Andy Reid, in one of his early chores as a rookie head coach in 1999, announced his defensive staff on January 22 of that year to a big, wide yawn by the Philadelphia media.
"Patterns have emerged as Reid has built his staff over the last two weeks. First, it is clear that Philadelphia is not the NFL's No. 1 hot spot these days. ... While the exact order of Reid's wish list for various positions isn't known, there are signs he has had to settle for second and third choices," wrote The Philadelphia Inquirer and we all know how that turned out.
Reid's defensive staff included linebackers coach Ron Rivera, secondary coach Leslie Frazier and quality control coach Steve Spagnuolo, all of whom became NFL head coaches. Also on Reid's initial Eagles staff: tight ends coach Pat Shurmur, quarterbacks coach Brad Childress and special teams coach John Harbaugh, who was retained from the staff of Ray Rhodes, the previous head coach. All three of those coaches eventually became head coaches. Harbaugh has won a Super Bowl. Rivera takes his Carolina Panthers to Arizona this weekend for the NFC Championship Game.
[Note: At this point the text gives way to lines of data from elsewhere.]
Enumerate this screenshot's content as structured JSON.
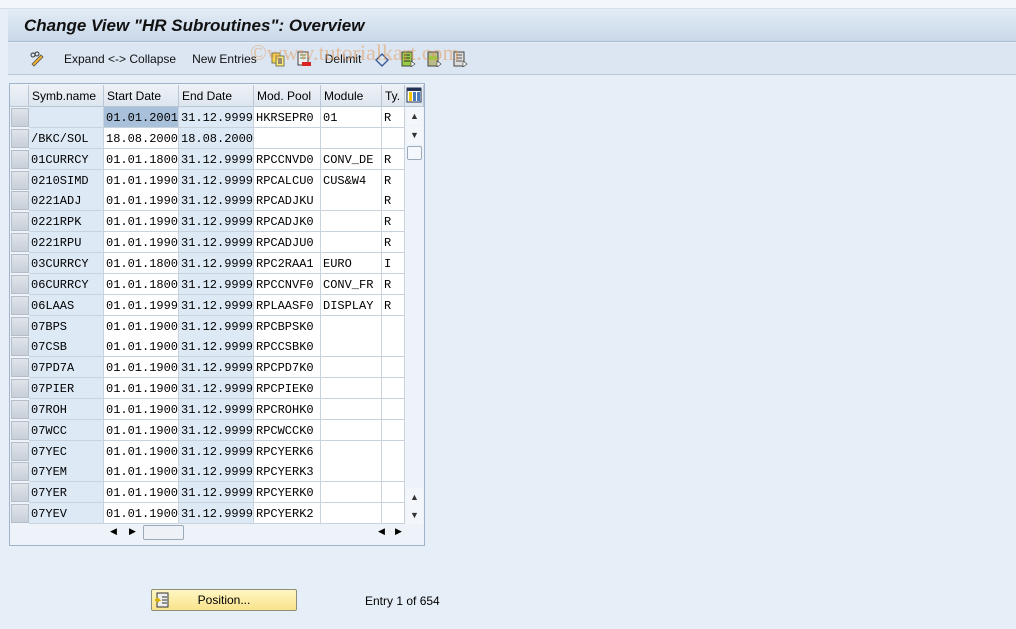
{
  "title": "Change View \"HR Subroutines\": Overview",
  "toolbar": {
    "expand_collapse": "Expand <-> Collapse",
    "new_entries": "New Entries",
    "delimit": "Delimit"
  },
  "watermark": "©www.tutorialkart.com",
  "table": {
    "columns": [
      "Symb.name",
      "Start Date",
      "End Date",
      "Mod. Pool",
      "Module",
      "Ty."
    ],
    "rows": [
      [
        "",
        "01.01.2001",
        "31.12.9999",
        "HKRSEPR0",
        "01",
        "R"
      ],
      [
        "/BKC/SOL",
        "18.08.2000",
        "18.08.2000",
        "",
        "",
        ""
      ],
      [
        "01CURRCY",
        "01.01.1800",
        "31.12.9999",
        "RPCCNVD0",
        "CONV_DE",
        "R"
      ],
      [
        "0210SIMD",
        "01.01.1990",
        "31.12.9999",
        "RPCALCU0",
        "CUS&W4",
        "R"
      ],
      [
        "0221ADJ",
        "01.01.1990",
        "31.12.9999",
        "RPCADJKU",
        "",
        "R"
      ],
      [
        "0221RPK",
        "01.01.1990",
        "31.12.9999",
        "RPCADJK0",
        "",
        "R"
      ],
      [
        "0221RPU",
        "01.01.1990",
        "31.12.9999",
        "RPCADJU0",
        "",
        "R"
      ],
      [
        "03CURRCY",
        "01.01.1800",
        "31.12.9999",
        "RPC2RAA1",
        "EURO",
        "I"
      ],
      [
        "06CURRCY",
        "01.01.1800",
        "31.12.9999",
        "RPCCNVF0",
        "CONV_FR",
        "R"
      ],
      [
        "06LAAS",
        "01.01.1999",
        "31.12.9999",
        "RPLAASF0",
        "DISPLAY",
        "R"
      ],
      [
        "07BPS",
        "01.01.1900",
        "31.12.9999",
        "RPCBPSK0",
        "",
        ""
      ],
      [
        "07CSB",
        "01.01.1900",
        "31.12.9999",
        "RPCCSBK0",
        "",
        ""
      ],
      [
        "07PD7A",
        "01.01.1900",
        "31.12.9999",
        "RPCPD7K0",
        "",
        ""
      ],
      [
        "07PIER",
        "01.01.1900",
        "31.12.9999",
        "RPCPIEK0",
        "",
        ""
      ],
      [
        "07ROH",
        "01.01.1900",
        "31.12.9999",
        "RPCROHK0",
        "",
        ""
      ],
      [
        "07WCC",
        "01.01.1900",
        "31.12.9999",
        "RPCWCCK0",
        "",
        ""
      ],
      [
        "07YEC",
        "01.01.1900",
        "31.12.9999",
        "RPCYERK6",
        "",
        ""
      ],
      [
        "07YEM",
        "01.01.1900",
        "31.12.9999",
        "RPCYERK3",
        "",
        ""
      ],
      [
        "07YER",
        "01.01.1900",
        "31.12.9999",
        "RPCYERK0",
        "",
        ""
      ],
      [
        "07YEV",
        "01.01.1900",
        "31.12.9999",
        "RPCYERK2",
        "",
        ""
      ]
    ]
  },
  "footer": {
    "position_button": "Position...",
    "entry_info": "Entry 1 of 654"
  },
  "colors": {
    "selected_cell": "#a9c0da",
    "key_column": "#dde9f5",
    "button": "#f9e38a"
  }
}
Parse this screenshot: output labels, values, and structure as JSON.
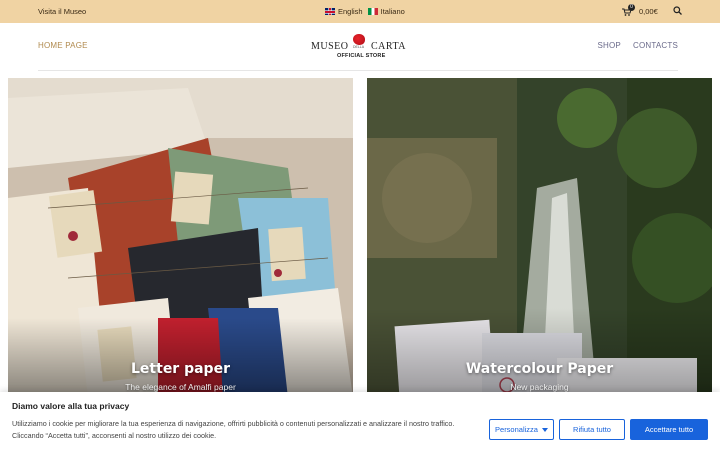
{
  "topbar": {
    "visit_label": "Visita il Museo",
    "languages": [
      {
        "label": "English",
        "flag": "uk-flag-icon"
      },
      {
        "label": "Italiano",
        "flag": "italy-flag-icon"
      }
    ],
    "cart_count": "0",
    "cart_total": "0,00€",
    "background": "#f0d3a3"
  },
  "header": {
    "home_label": "HOME PAGE",
    "logo": {
      "word1": "MUSEO",
      "della": "DELLA",
      "word2": "CARTA",
      "subtitle": "OFFICIAL STORE"
    },
    "nav": [
      {
        "label": "SHOP"
      },
      {
        "label": "CONTACTS"
      }
    ]
  },
  "cards": [
    {
      "title": "Letter paper",
      "subtitle": "The elegance of Amalfi paper"
    },
    {
      "title": "Watercolour Paper",
      "subtitle": "New packaging"
    }
  ],
  "cookie": {
    "title": "Diamo valore alla tua privacy",
    "text": "Utilizziamo i cookie per migliorare la tua esperienza di navigazione, offrirti pubblicità o contenuti personalizzati e analizzare il nostro traffico. Cliccando “Accetta tutti”, acconsenti al nostro utilizzo dei cookie.",
    "customize_label": "Personalizza",
    "reject_label": "Rifiuta tutto",
    "accept_label": "Accettare tutto",
    "accent": "#1863dc"
  }
}
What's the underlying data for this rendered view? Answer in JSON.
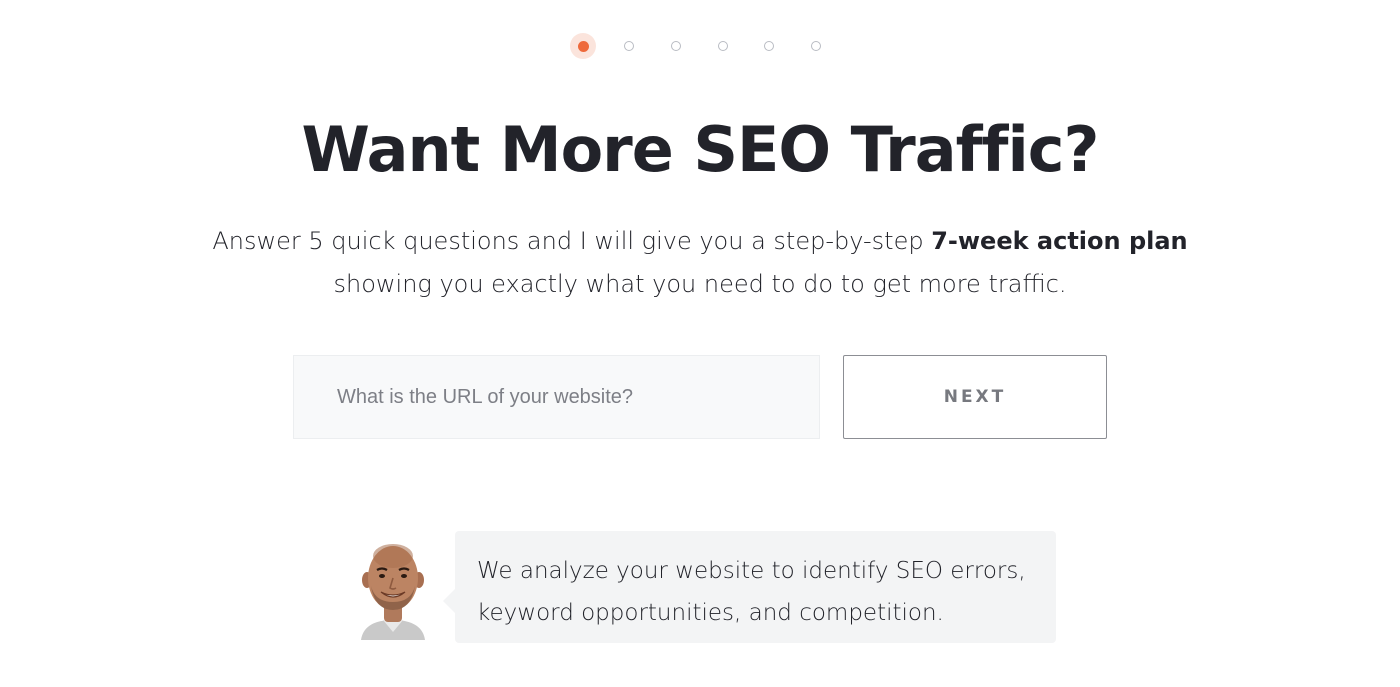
{
  "progress": {
    "total_steps": 6,
    "current_step": 1,
    "active_color": "#ee6a3c"
  },
  "hero": {
    "title": "Want More SEO Traffic?",
    "subtitle_part1": "Answer 5 quick questions and I will give you a step-by-step ",
    "subtitle_bold": "7-week action plan",
    "subtitle_part2": "showing you exactly what you need to do to get more traffic."
  },
  "form": {
    "url_value": "",
    "url_placeholder": "What is the URL of your website?",
    "next_label": "NEXT"
  },
  "info": {
    "avatar_icon": "person-avatar",
    "line1": "We analyze your website to identify SEO errors,",
    "line2": "keyword opportunities, and competition."
  },
  "colors": {
    "text": "#22232a",
    "accent": "#ee6a3c",
    "bubble_bg": "#f3f4f5",
    "input_bg": "#f8f9fa"
  }
}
The one coach who never went anywhere after Reid hired him in 1999 was defensive coordinator Jim Johnson. His presence allowed Reid to focus on the offense and give Johnson total control of the defensive side of the football.
It worked wonderfully. By Reid's second season as head coach the Eagles were in the playoffs, on their way to five NFC Championship Games and one Super Bowl appearance. A step or two short, yes, but the Eagles still won a lot of games due in part to the team's ability to surround Reid, the rookie head coach, with veteran assistant coaches, Johnson at age 57, primary among them.
On Tuesday, January 19, Head Coach Doug Pederson announced in his introductory press conference that Jim Schwartz would be the Eagles' new defensive coordinator...
Maybe, then, the Eagles are onto something similar now. Jim Schwartz has been in the NFL since 1993 when he joined Cleveland as a personnel scout before stepping into the coaching arena in 1996 as an outside linebackers coach with Baltimore. Schwartz has been a position coach, a defensive coordinator, a head coach and then a defensive coordinator again. He knows the game. He's had a lot of success.
He has the defense all to his own.
And Schwartz is excited to get to work in Philadelphia.
"Our job is to find a way to put the players in the best position so that they can do their jobs. That's going to change a little bit. What we did in Buffalo was a little bit different from what we did in Detroit and what was different than I did in Tennessee or the Baltimore Ravens or the Cleveland Browns," Schwartz said. "That's the one thing you learn."
Schwartz's defense is all about creating pressure without blitzing. It was the key to Johnson's masterful defense: Get pressure, or create the illusion of pressure, without sacrificing coverage on the back end. Be aggressive. Take the football away. Play stout defense in the red zone and get off the field on third downs.
Schwartz spent 2015 out of the coaching box, instead working for a few days a week in the NFL offices working with the officials, providing a coach's perspective. He stayed in touch with the game and he's got a good understanding of the Eagles' personnel. The Eagles will play their defensive ends on a tilt at times, many times perhaps, lined up a yard or two outside the shoulder of the offensive tackle or tight end. Schwartz wants to play to the strength of his personnel. He wants to get to the quarterback and he wants to funnel the football to the strength of the defense.
It would appear that the strength of this defense is the interior with Fletcher Cox along the defensive line and, potentially, Jordan Hicks at middle linebacker. It would make sense, maybe, to try to push the football to the middle of the Eagles' defense.
"There are lot of players here that I know very well, that I think are very talented players," Schwartz said. "We'll go through all of that and find out what our strengths are and play to them."
One of the players potentially impacted by the addition of Schwartz is linebacker Connor Barwin, who came off the edge mostly as a pass rusher in the team's 3-4 front. Should the Eagles use more of a four-man front with three linebackers, where would Barwin fit in? Would he put his hand in the dirt and come hard off the edge? Would he use his long arms and frame as a strongside linebacker and cover tight ends at times? Johnson enjoyed some of his greatest success with Carlos Emmons at the SAM position from 2000-03.
"I'm very excited about Jim Schwartz. I remember meeting with him coming out of the (NFL Scouting) Combine. I've had plenty of friends who have played for him and obviously I've seen the success he's had in this league, especially the success he's had as a coordinator," Barwin said. "I don't think it will be as different as people think. We ran a 3-4 with (Bill Davis as defensive coordinator) but we were in a 4-3 over 40 percent of the snaps, if not more. I'll probably be playing defensive end and if I do play linebacker it will probably be up on the line, like I was on first down here."
We'll see how Schwartz designs things. It's his baby. Pederson has the benefit of an experienced hand with Schwartz, a former head coach in Detroit, on board. It harkens back to the start of the Andy Reid Era, a period of football during which the Eagles were on the doorstep of the Super Bowl for so many seasons.